Holland was first off the mark in December of 2000, and in the intervening years 25 other countries have approved same-sex marriage.
Actually, make that 26. If all goes as expected, Australia will legalize same-sex marriage by Christmas.
Best of all, the all-party legislative measure introduced last week by the Australian Parliament, and whose passage is thought to be certain, has unprecedented public support.
A postal survey sent to 16-million homes had a nearly 80-per-cent participation rate and returned the largest majority – 61.6 per cent in favour – of any similar direct democracy initiative in the nation's history.
The referendum isn't binding. And it generally isn't wise to consult a population about the recognition of a minority's rights. But in this case the exercise has sent a strong message of inclusiveness. Tolerance is one thing; a large-scale public expression of acceptance is better.
It probably needn't have come to this. Legislators in Canberra have been criticized for not acting sooner. However, the route matters less than the destination.
And, unlike Canada, where gay marriage was enshrined in 2005, or the United States, where it happened a decade later, they didn't wait for the courts to do the heavy lifting.
In fact, Australia slots into the broader global trend of countries formalizing same-sex unions via their parliaments.
Germany and Malta held legislative votes earlier this year; others are expected shortly, including in Taiwan, which would become the first Asian country to take the step.
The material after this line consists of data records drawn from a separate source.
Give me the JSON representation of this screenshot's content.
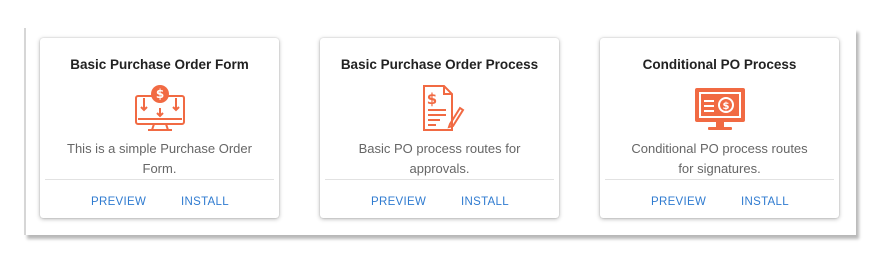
{
  "accent_color": "#f16a43",
  "link_color": "#2f7bd0",
  "cards": [
    {
      "title": "Basic Purchase Order Form",
      "description": "This is a simple Purchase Order Form.",
      "icon": "monitor-dollar-icon",
      "preview_label": "PREVIEW",
      "install_label": "INSTALL"
    },
    {
      "title": "Basic Purchase Order Process",
      "description": "Basic PO process routes for approvals.",
      "icon": "document-pen-dollar-icon",
      "preview_label": "PREVIEW",
      "install_label": "INSTALL"
    },
    {
      "title": "Conditional PO Process",
      "description": "Conditional PO process routes for signatures.",
      "icon": "screen-dollar-icon",
      "preview_label": "PREVIEW",
      "install_label": "INSTALL"
    }
  ]
}
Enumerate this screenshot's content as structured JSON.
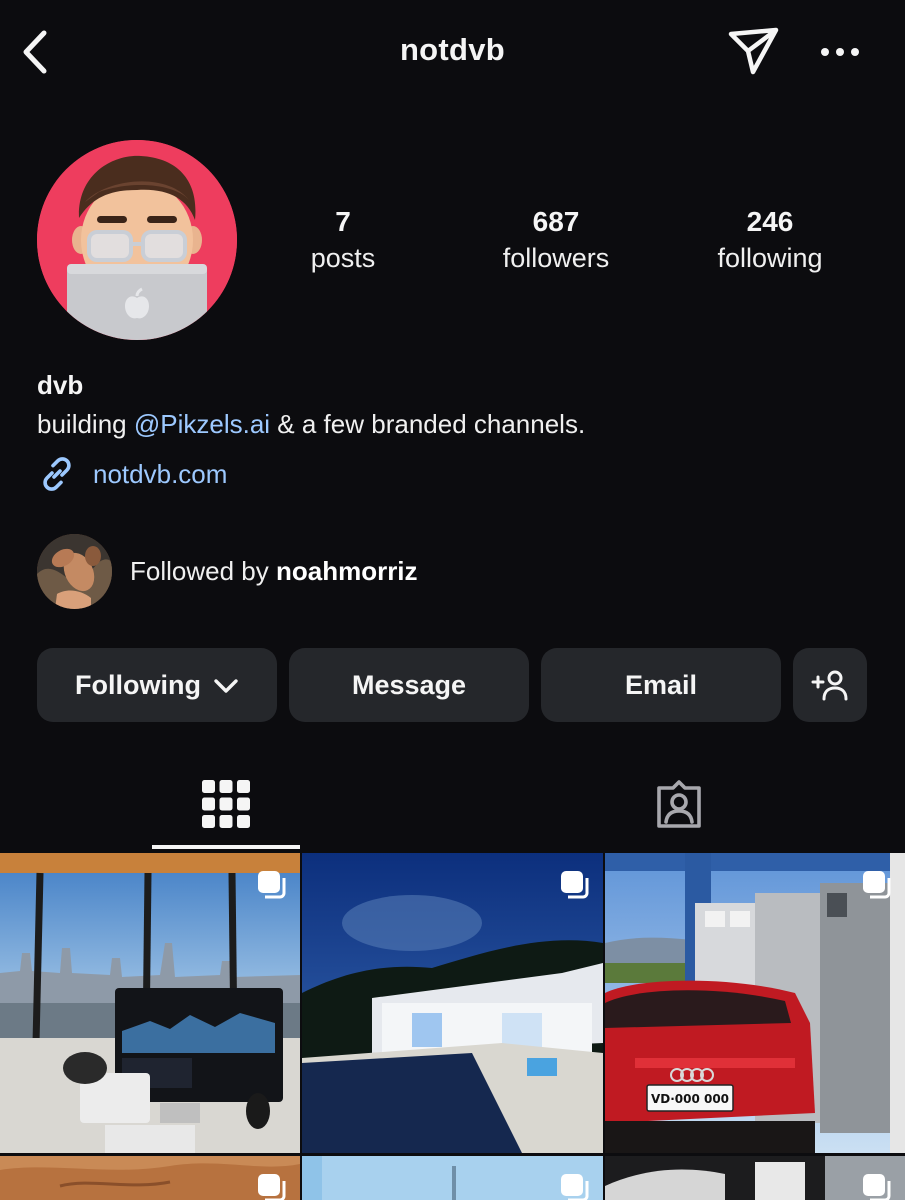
{
  "header": {
    "username": "notdvb"
  },
  "profile": {
    "stats": [
      {
        "value": "7",
        "label": "posts"
      },
      {
        "value": "687",
        "label": "followers"
      },
      {
        "value": "246",
        "label": "following"
      }
    ],
    "display_name": "dvb",
    "bio": {
      "prefix": "building ",
      "mention": "@Pikzels.ai",
      "suffix": " & a few branded channels."
    },
    "link": "notdvb.com",
    "followed_by": {
      "prefix": "Followed by ",
      "user": "noahmorriz"
    }
  },
  "actions": {
    "following_label": "Following",
    "message_label": "Message",
    "email_label": "Email"
  },
  "grid": {
    "posts": [
      {
        "plate": "",
        "multi": true
      },
      {
        "plate": "",
        "multi": true
      },
      {
        "plate": "VD·000 000",
        "multi": true
      },
      {
        "plate": "",
        "multi": true
      },
      {
        "plate": "",
        "multi": true
      },
      {
        "plate": "",
        "multi": true
      }
    ]
  },
  "colors": {
    "background": "#0c0c0f",
    "button": "#25272b",
    "link": "#9dc9ff",
    "avatar_bg": "#ee3d5e"
  },
  "icons": [
    "chevron-left-icon",
    "send-icon",
    "more-icon",
    "link-icon",
    "chevron-down-icon",
    "add-person-icon",
    "grid-icon",
    "tagged-icon",
    "multi-post-icon"
  ]
}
It would be an important landmark. The reality is there are regions of the world where it is still difficult, and even dangerous, to be gay.
For the most part, same-sex marriage remains a primarily Western phenomenon. Homosexuality is considered a crime in much of Africa, the Middle East and Asia, and is punishable by death in some places.
It's an intolerable situation that cannot and will not last. The advance of LGBTQ rights is inexorable. The latest evidence is the vote in Australia, a country where the political middle is generally situated to the right, but which still embraced tolerance and equality.